Outside the police station about a dozen civilians manned barricades of tyres and wooden crates. A dozen or so armed Cossacks — paramilitary fighters who claim descent from Tsarist-era patrolmen — stood guard at the mayor’s offices. Shops were functioning as usual and bread supplies were normal.
In Kiev, a radical pro-Russian candidate running for Ukrainian presidential elections due next month was beaten up by an angry crowd.
Moscow accuses Kiev of provoking the crisis by ignoring the rights of citizens who use Russian as their first language, and has promised to protect them from attack. Russia also stresses the presence of far-Right nationalists among Kiev’s new rulers.
However, a UN report today cast doubt on whether Russian-speakers were seriously threatened, including those in Crimea who voted to join Russia after Moscow forces had already seized control of the Black Sea peninsula.
“Although there were some attacks against the ethnic Russian community, these were neither systematic nor widespread,” said the report by the UN human rights office.
Russia called the report one-sided, politicised and apparently fabricated.

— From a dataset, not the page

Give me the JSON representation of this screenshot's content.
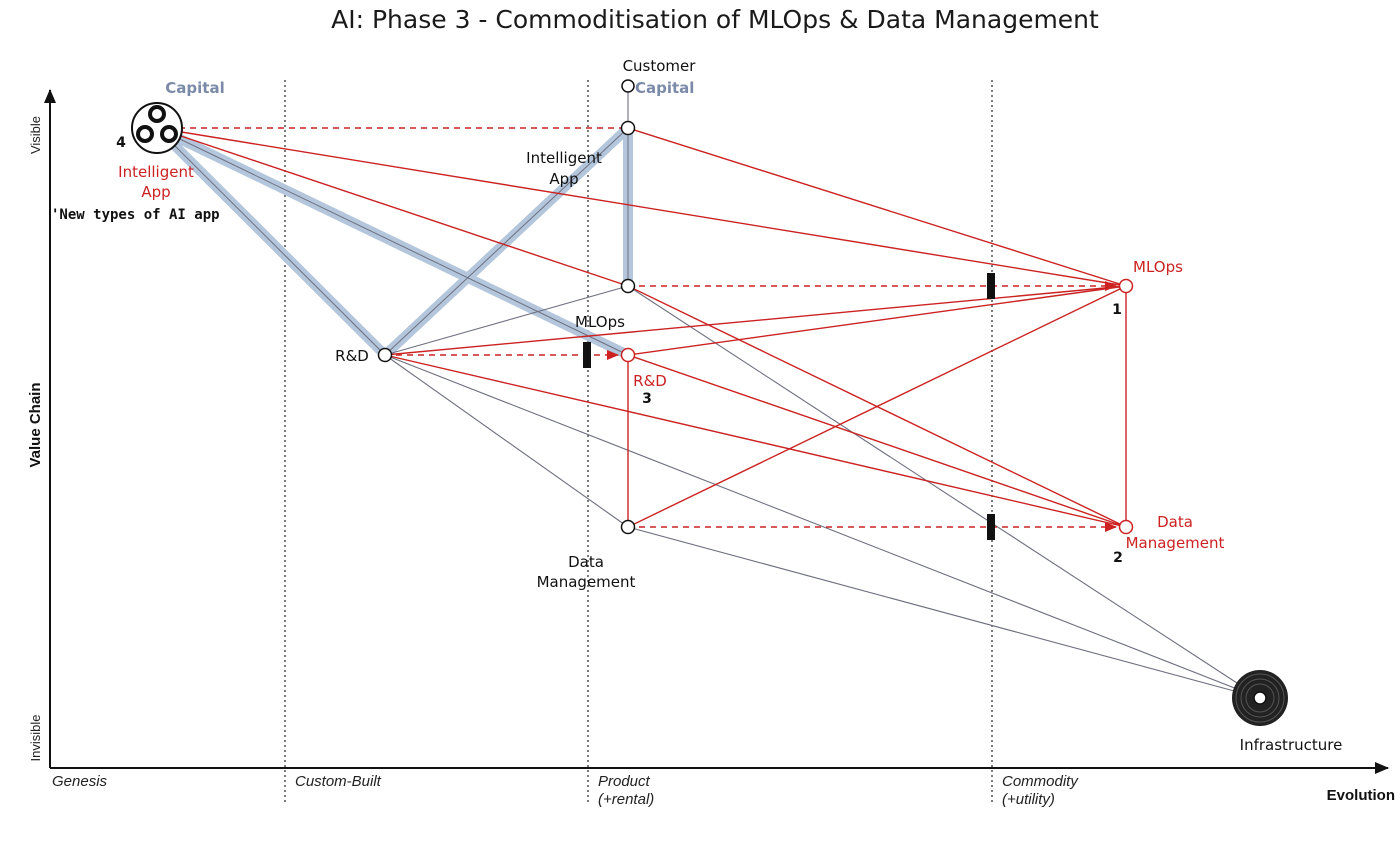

Nato secretary-general Anders Fogh Rasmussen accused Moscow of involvement in the rebellions. “It is very clear that Russia’s hand is deeply engaged in this,” he told reporters.
Russian foreign minister Sergei Lavrov denied that Moscow was stirring up the separatists in the east and southeast as a possible prelude to repeating its annexation of Crimea. “Ukraine is spreading lies that Russia is behind the actions in the southeast,” Lavrov said on a visit to China.
Moscow has demanded constitutional change in Ukraine to give more powers to Russian-speaking areas, where most of the country’s heavy industry lies.